Should You Change the Doctor?
No — not based on what you've described. In fact, the evidence suggests this doctor is doing several things correctly:
- Monitoring blood levels (lithium, valproate) — many doctors skip this
- Combining mood stabilizers appropriately for a severe episode
- Including a sleep agent (very important in mania)
- Scheduling timely follow-up
- Adding an antipsychotic for faster symptom control
The "slow recovery" is pharmacologically expected with this regimen, especially with divalproex. The follow-up in 15 days (which may be around 20 May) is the right moment to discuss with the doctor whether to increase the risperidone dose or make any adjustment.

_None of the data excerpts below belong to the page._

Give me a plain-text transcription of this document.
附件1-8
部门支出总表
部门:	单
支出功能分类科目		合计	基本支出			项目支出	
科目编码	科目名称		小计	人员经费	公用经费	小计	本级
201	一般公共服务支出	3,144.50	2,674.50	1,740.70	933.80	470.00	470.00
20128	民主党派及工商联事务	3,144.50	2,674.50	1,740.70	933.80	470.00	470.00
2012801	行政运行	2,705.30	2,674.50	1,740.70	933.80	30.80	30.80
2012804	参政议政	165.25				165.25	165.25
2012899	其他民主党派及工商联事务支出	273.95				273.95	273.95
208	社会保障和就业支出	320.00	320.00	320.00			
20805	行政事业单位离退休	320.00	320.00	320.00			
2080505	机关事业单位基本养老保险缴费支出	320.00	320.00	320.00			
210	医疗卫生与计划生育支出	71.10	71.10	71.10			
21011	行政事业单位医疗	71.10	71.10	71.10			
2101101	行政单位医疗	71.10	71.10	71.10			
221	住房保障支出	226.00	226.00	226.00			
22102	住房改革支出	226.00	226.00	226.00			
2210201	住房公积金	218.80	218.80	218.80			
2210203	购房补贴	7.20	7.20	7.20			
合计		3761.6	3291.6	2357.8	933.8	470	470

What You Should Do Right Now
- Do keep the follow-up appointment as scheduled (~15 days from 6 May = around 20–21 May).
- Track specific symptoms between now and then: sleep hours, speech rate, activity level, irritability, judgment — so you can give the doctor concrete information.
- Do not stop or change doses on your own. Abruptly stopping lithium or valproate can cause rebound severe mania.
- If his condition worsens significantly (aggression, self-harm risk, not sleeping at all, psychosis), go to the doctor or ER before the scheduled follow-up — do not wait.
- Ask the doctor specifically: "Is the lithium level now in the therapeutic range? Should risperidone be increased given the slow response?"
This information is based on Kaplan & Sadock's Comprehensive Textbook of Psychiatry, Harrison's Principles of Internal Medicine 22E, and The Maudsley Prescribing Guidelines in Psychiatry, 15th Ed. It is for informational purposes only and does not replace your treating psychiatrist's clinical judgment, who has directly examined your father.